In the last generation Microsoft held plenty of cards, but Xbox 360 released in 2005 and the world has changed. The truth Microsoft must now confront is that it is wrong to force publishing deals on independent developers when faced with enormously popular self-publishing platforms such as Steam and the App Store. Sony clearly understands it can never be prudish on the subject of self-publication again. This isn't even an ethical issue: financially, larger indies like JAW and Supergiant simply don't need Xbox any more. Millions of sales are possible through other platforms, and as a result Microsoft appears to be both draconian and out of touch. For a tech company, especially one in a market as fast-moving as video games, that's unacceptable.

"In order for us to give up the revenues we depend on as a share, they have to be bringing something of value to our sales," said Lanning. "We haven't been doing badly ourselves. Maybe we'll be able to say, 'Hey, we'll be on Xbox too,' but right now people like us are clearly not in Xbox One's business model. And there's nothing we can do about that."

It isn't just the here-and-now in which Microsoft is making life difficult for itself. Lanning warned that by stifling indies and their innate creativity, Xbox's policies show a gross lack of understanding about the formation of future hits.
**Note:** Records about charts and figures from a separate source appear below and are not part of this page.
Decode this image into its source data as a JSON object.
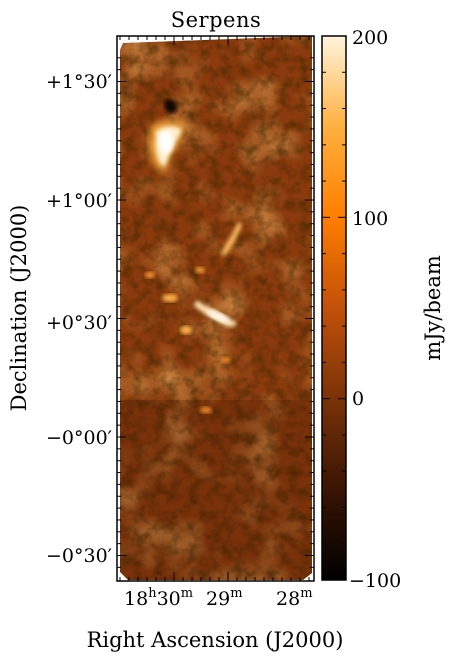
{
  "chart_data": {
    "type": "heatmap",
    "title": "Serpens",
    "xlabel": "Right Ascension (J2000)",
    "ylabel": "Declination (J2000)",
    "x_ticks": [
      {
        "label_main": "18",
        "sup1": "h",
        "mid": "30",
        "sup2": "m"
      },
      {
        "label_main": "29",
        "sup1": "m"
      },
      {
        "label_main": "28",
        "sup1": "m"
      }
    ],
    "y_ticks": [
      {
        "label": "+1°30′",
        "value_deg": 1.5
      },
      {
        "label": "+1°00′",
        "value_deg": 1.0
      },
      {
        "label": "+0°30′",
        "value_deg": 0.5
      },
      {
        "label": "−0°00′",
        "value_deg": 0.0
      },
      {
        "label": "−0°30′",
        "value_deg": -0.5
      }
    ],
    "colorbar": {
      "label": "mJy/beam",
      "range": [
        -100,
        200
      ],
      "ticks": [
        {
          "label": "200",
          "value": 200
        },
        {
          "label": "100",
          "value": 100
        },
        {
          "label": "0",
          "value": 0
        },
        {
          "label": "−100",
          "value": -100
        }
      ],
      "colors": [
        "#000000",
        "#3a1404",
        "#7a3208",
        "#c2500a",
        "#ff7e00",
        "#ffb040",
        "#fff4dc"
      ]
    },
    "grid": false,
    "legend": "none",
    "features": [
      {
        "name": "bright-core",
        "level": 200
      },
      {
        "name": "filament",
        "level": 120
      },
      {
        "name": "clump",
        "level": 110
      }
    ]
  }
}
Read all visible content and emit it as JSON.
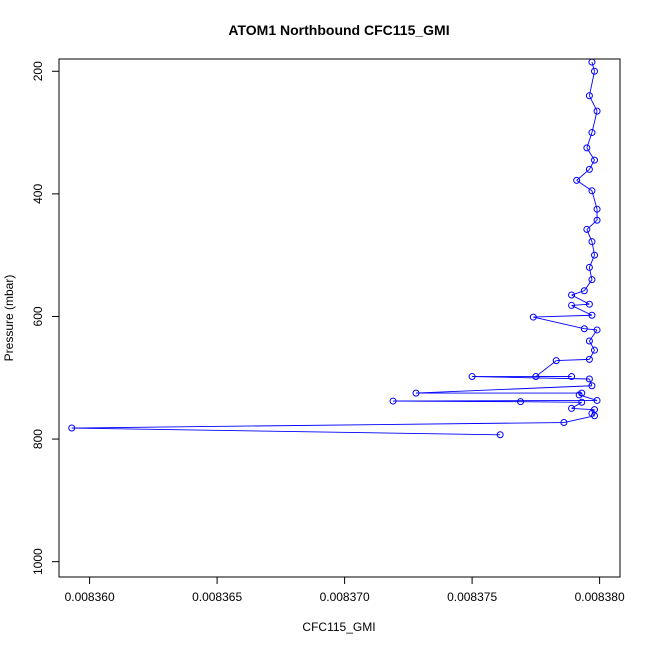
{
  "chart_data": {
    "type": "scatter",
    "title": "ATOM1 Northbound CFC115_GMI",
    "xlabel": "CFC115_GMI",
    "ylabel": "Pressure (mbar)",
    "xlim": [
      0.0083588,
      0.0083808
    ],
    "ylim": [
      1025,
      180
    ],
    "y_reversed": true,
    "grid": false,
    "color": "#0000ff",
    "x_ticks": [
      {
        "value": 0.00836,
        "label": "0.008360"
      },
      {
        "value": 0.008365,
        "label": "0.008365"
      },
      {
        "value": 0.00837,
        "label": "0.008370"
      },
      {
        "value": 0.008375,
        "label": "0.008375"
      },
      {
        "value": 0.00838,
        "label": "0.008380"
      }
    ],
    "y_ticks": [
      {
        "value": 200,
        "label": "200"
      },
      {
        "value": 400,
        "label": "400"
      },
      {
        "value": 600,
        "label": "600"
      },
      {
        "value": 800,
        "label": "800"
      },
      {
        "value": 1000,
        "label": "1000"
      }
    ],
    "series": [
      {
        "points": [
          [
            0.0083797,
            185
          ],
          [
            0.0083798,
            200
          ],
          [
            0.0083796,
            240
          ],
          [
            0.0083799,
            265
          ],
          [
            0.0083797,
            300
          ],
          [
            0.0083795,
            325
          ],
          [
            0.0083798,
            345
          ],
          [
            0.0083796,
            360
          ],
          [
            0.0083791,
            378
          ],
          [
            0.0083797,
            395
          ],
          [
            0.0083799,
            425
          ],
          [
            0.0083799,
            443
          ],
          [
            0.0083795,
            458
          ],
          [
            0.0083797,
            478
          ],
          [
            0.0083798,
            500
          ],
          [
            0.0083796,
            520
          ],
          [
            0.0083797,
            540
          ],
          [
            0.0083794,
            558
          ],
          [
            0.0083789,
            565
          ],
          [
            0.0083796,
            580
          ],
          [
            0.0083789,
            582
          ],
          [
            0.0083797,
            598
          ],
          [
            0.0083774,
            601
          ],
          [
            0.0083794,
            620
          ],
          [
            0.0083799,
            622
          ],
          [
            0.0083796,
            640
          ],
          [
            0.0083798,
            655
          ],
          [
            0.0083796,
            670
          ],
          [
            0.0083783,
            672
          ],
          [
            0.0083775,
            698
          ],
          [
            0.0083789,
            698
          ],
          [
            0.008375,
            698
          ],
          [
            0.0083796,
            702
          ],
          [
            0.0083797,
            713
          ],
          [
            0.0083728,
            725
          ],
          [
            0.0083793,
            725
          ],
          [
            0.0083792,
            728
          ],
          [
            0.0083799,
            737
          ],
          [
            0.0083719,
            738
          ],
          [
            0.0083769,
            739
          ],
          [
            0.0083793,
            740
          ],
          [
            0.0083789,
            750
          ],
          [
            0.0083798,
            752
          ],
          [
            0.0083797,
            758
          ],
          [
            0.0083798,
            762
          ],
          [
            0.0083786,
            773
          ],
          [
            0.0083593,
            782
          ],
          [
            0.0083761,
            793
          ]
        ]
      }
    ]
  }
}
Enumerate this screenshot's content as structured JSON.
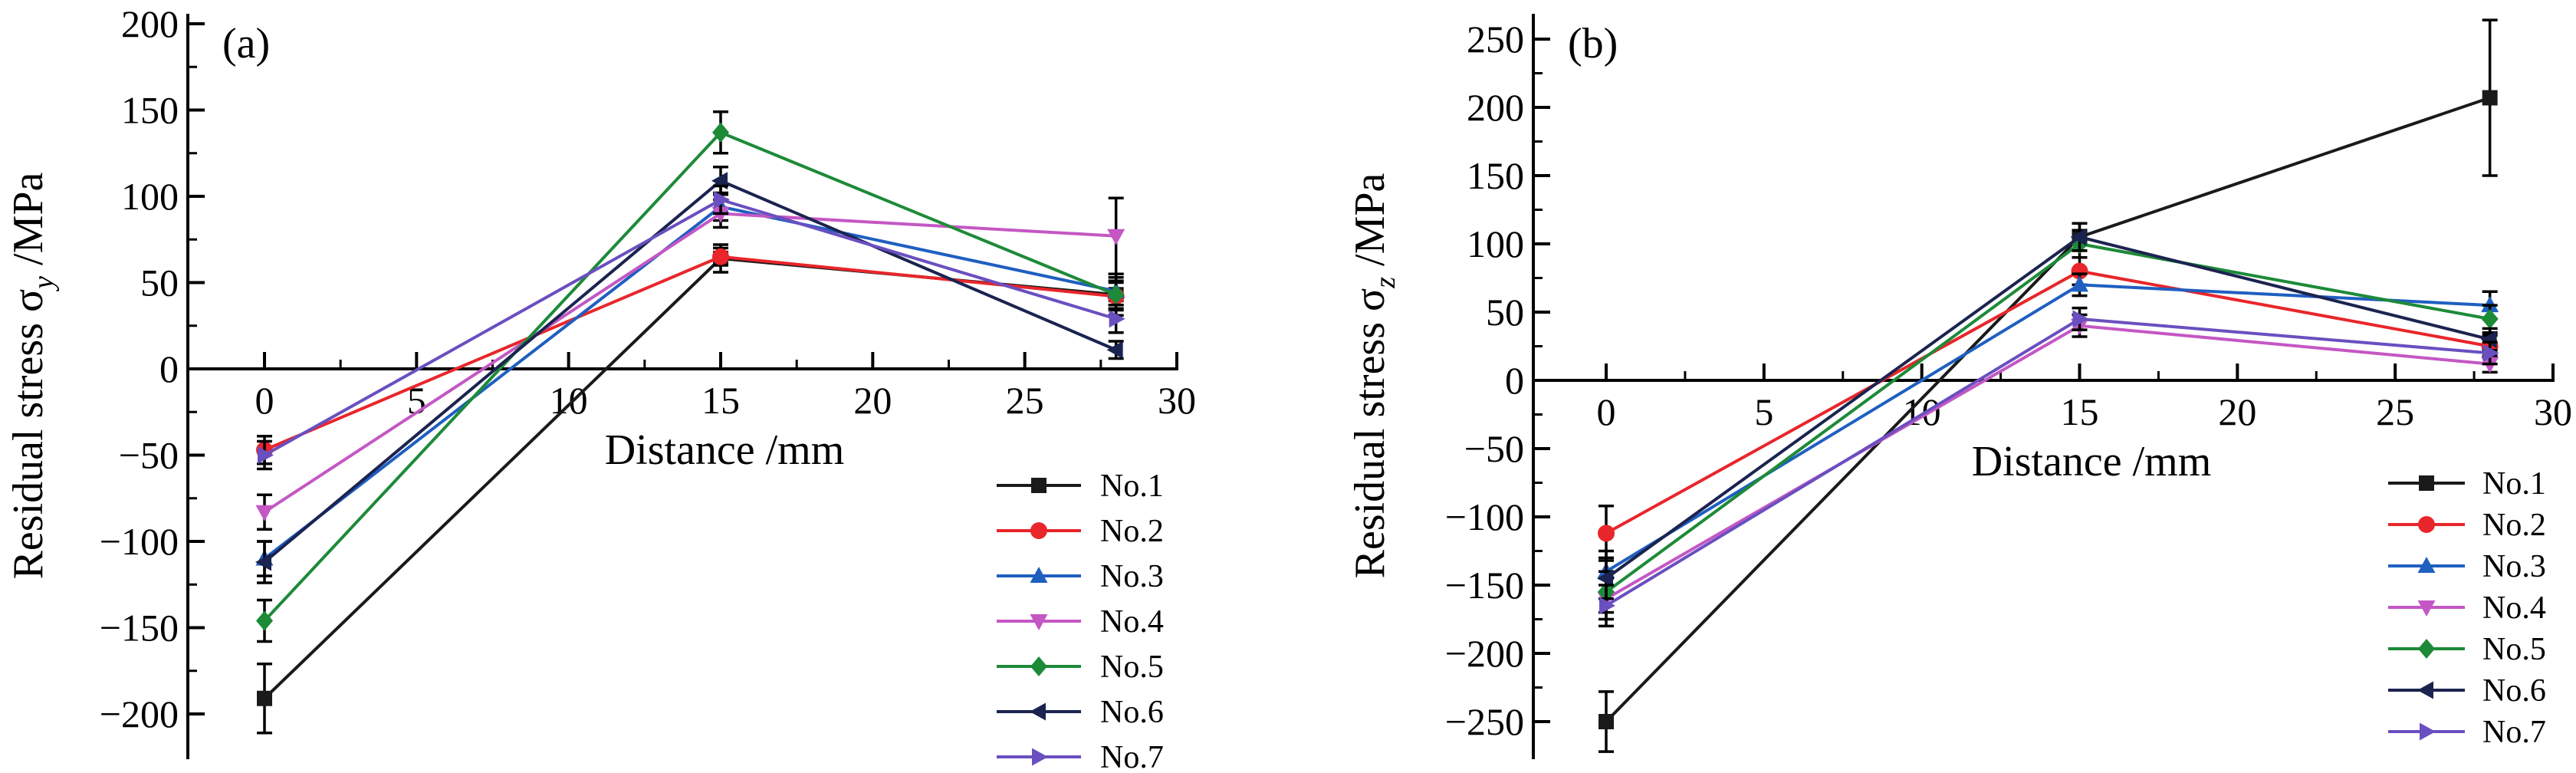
{
  "figure": {
    "description_label": ""
  },
  "chart_data": [
    {
      "type": "line",
      "panel_label": "(a)",
      "xlabel": "Distance /mm",
      "ylabel_prefix": "Residual stress σ",
      "ylabel_subscript": "y",
      "ylabel_suffix": " /MPa",
      "xlim": [
        -3,
        30
      ],
      "ylim": [
        -225,
        200
      ],
      "xticks": [
        0,
        5,
        10,
        15,
        20,
        25,
        30
      ],
      "yticks": [
        -200,
        -150,
        -100,
        -50,
        0,
        50,
        100,
        150,
        200
      ],
      "x": [
        0,
        15,
        28
      ],
      "series": [
        {
          "name": "No.1",
          "color": "#1a1a1a",
          "marker": "square",
          "values": [
            -191,
            64,
            43
          ],
          "errors": [
            20,
            8,
            12
          ]
        },
        {
          "name": "No.2",
          "color": "#e8262b",
          "marker": "circle",
          "values": [
            -47,
            65,
            42
          ],
          "errors": [
            8,
            5,
            8
          ]
        },
        {
          "name": "No.3",
          "color": "#1f5fc0",
          "marker": "triangle-up",
          "values": [
            -110,
            94,
            45
          ],
          "errors": [
            10,
            8,
            8
          ]
        },
        {
          "name": "No.4",
          "color": "#c457c4",
          "marker": "triangle-down",
          "values": [
            -83,
            90,
            77
          ],
          "errors": [
            10,
            8,
            22
          ]
        },
        {
          "name": "No.5",
          "color": "#1d8a38",
          "marker": "diamond",
          "values": [
            -146,
            137,
            43
          ],
          "errors": [
            12,
            12,
            8
          ]
        },
        {
          "name": "No.6",
          "color": "#1b2350",
          "marker": "triangle-left",
          "values": [
            -112,
            109,
            11
          ],
          "errors": [
            12,
            8,
            5
          ]
        },
        {
          "name": "No.7",
          "color": "#6a4fc0",
          "marker": "triangle-right",
          "values": [
            -50,
            98,
            29
          ],
          "errors": [
            8,
            8,
            8
          ]
        }
      ],
      "legend_position": "bottom-right"
    },
    {
      "type": "line",
      "panel_label": "(b)",
      "xlabel": "Distance /mm",
      "ylabel_prefix": "Residual stress σ",
      "ylabel_subscript": "z",
      "ylabel_suffix": " /MPa",
      "xlim": [
        -3,
        30
      ],
      "ylim": [
        -275,
        270
      ],
      "xticks": [
        0,
        5,
        10,
        15,
        20,
        25,
        30
      ],
      "yticks": [
        -250,
        -200,
        -150,
        -100,
        -50,
        0,
        50,
        100,
        150,
        200,
        250
      ],
      "x": [
        0,
        15,
        28
      ],
      "series": [
        {
          "name": "No.1",
          "color": "#1a1a1a",
          "marker": "square",
          "values": [
            -250,
            105,
            207
          ],
          "errors": [
            22,
            10,
            57
          ]
        },
        {
          "name": "No.2",
          "color": "#e8262b",
          "marker": "circle",
          "values": [
            -112,
            80,
            25
          ],
          "errors": [
            20,
            10,
            8
          ]
        },
        {
          "name": "No.3",
          "color": "#1f5fc0",
          "marker": "triangle-up",
          "values": [
            -140,
            70,
            55
          ],
          "errors": [
            15,
            8,
            10
          ]
        },
        {
          "name": "No.4",
          "color": "#c457c4",
          "marker": "triangle-down",
          "values": [
            -160,
            40,
            12
          ],
          "errors": [
            15,
            8,
            6
          ]
        },
        {
          "name": "No.5",
          "color": "#1d8a38",
          "marker": "diamond",
          "values": [
            -155,
            100,
            45
          ],
          "errors": [
            15,
            10,
            10
          ]
        },
        {
          "name": "No.6",
          "color": "#1b2350",
          "marker": "triangle-left",
          "values": [
            -145,
            105,
            30
          ],
          "errors": [
            15,
            10,
            8
          ]
        },
        {
          "name": "No.7",
          "color": "#6a4fc0",
          "marker": "triangle-right",
          "values": [
            -165,
            45,
            20
          ],
          "errors": [
            15,
            8,
            8
          ]
        }
      ],
      "legend_position": "bottom-right"
    }
  ]
}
"Ten years from now, the biggest banners out there, the hundred million dollar games, are going to be what happened in the indie community. That's the only place we're seeing real innovation because that's the only place people can really afford to. You can't do it on a hundred million dollar title because you have to be dialled into what that audience really knows and wants.

"Someone's going to be burning the next hundred million dollar properties here, and it might be the least likely guy that was on that stage at the Sony conference. But that's where it's going to come from, and the smart people know that. I don't see any indication of that foresight up in Redmond. They do not seem to be listening to their audience."

Lanning was blunt about solutions.

"Quite frankly, out of Washington, we see a pretty good understanding of who makes really expensive great games, but beyond that there's not really any insight into how people get there from nothing.

"It's a bit puzzling. It's clear they're not listening. I'm not sure who they're listening to. Whoever their PR people are, whoever their marketing agents are, they should fire them all. That's where they should start. There should be a big, mass firing and they should publicise that. Then they'd get people saying, 'Hey, maybe there's going to be a good change.' But if they keep the rhetoric flowing, obviously everyone's looking at it saying, 'This isn't real.' How are they going to keep what they've got today? That's a big question."

Microsoft is in the middle of one of the most difficult periods ever experienced on the Xbox project, and while Xbox One pre-orders are outpacing those seen for Xbox 360, there are great risks involved with shunning such a powerful market sector as that of the indie. Redmond needs to start making the right noises, and soon. Either way, it's doubtful the likes of Lanning will hang around to listen.